= Fairwinds, British Columbia =

Settlement in British Columbia, Canada

Fairwinds is a resort style community located in Nanoose Bay, British Columbia, Canada.

The community features a variety of services including a year-round 18-hole golf course, a full-service 250 berth marina, a 20,000sf wellness club, two restaurants and a collection of vacation rental suites.

The 1300-acre property that would become Fairwinds was purchased in 1981 by Neil Scott, Al Slaughter, Bill Benner and Frank Herman with the dream of creating a waterfront community based around a championship golf course and the Schooner Cover Marina. Seacliff Properties acquired the community in 2015 and has been devoted to evolving the community as an exceptional place to live, work and play since its acquisition, setting a standard for master-planned residential communities on Vancouver Island and beyond.

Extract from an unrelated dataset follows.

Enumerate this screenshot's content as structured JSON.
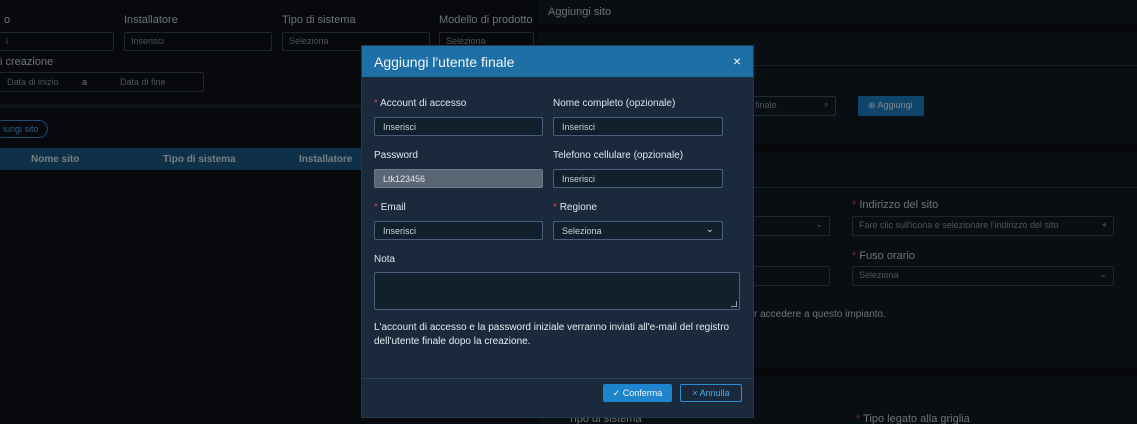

As of 2016, according to the Canadian Census, Fairwinds had a population of 1,147.

== Outdoor Recreation ==
Fairwinds features a network of over 12 km of hiking trails including Notch Hill, Enos Lake and Brickyard Bay.

== Fairwinds Golf Club ==
Opened in 1984, Fairwinds Golf Club is a semi-private course that features two expansive practice greens, a year-round driving range with covered and heated stalls and a dedicated short-game practice area. Architect Les Furber designed it to be challenging, and demanding of strategic play, with contoured greens and tree-lined fairways. The course overlooks a rainforest and the Pacific Ocean.

== Fairwinds Marina ==
Fairwinds Marina completed a full renovation in 2025 featuring a brand-new concrete dock facility that provides seamless, reliable access for boaters, along with a full-service fuel station.

The 250-berth marina provides moorage on annual, semi-annual, and short-term bases. It accommodates vessels up to 80 feet on an annual basis and up to 100 feet on a seasonal basis.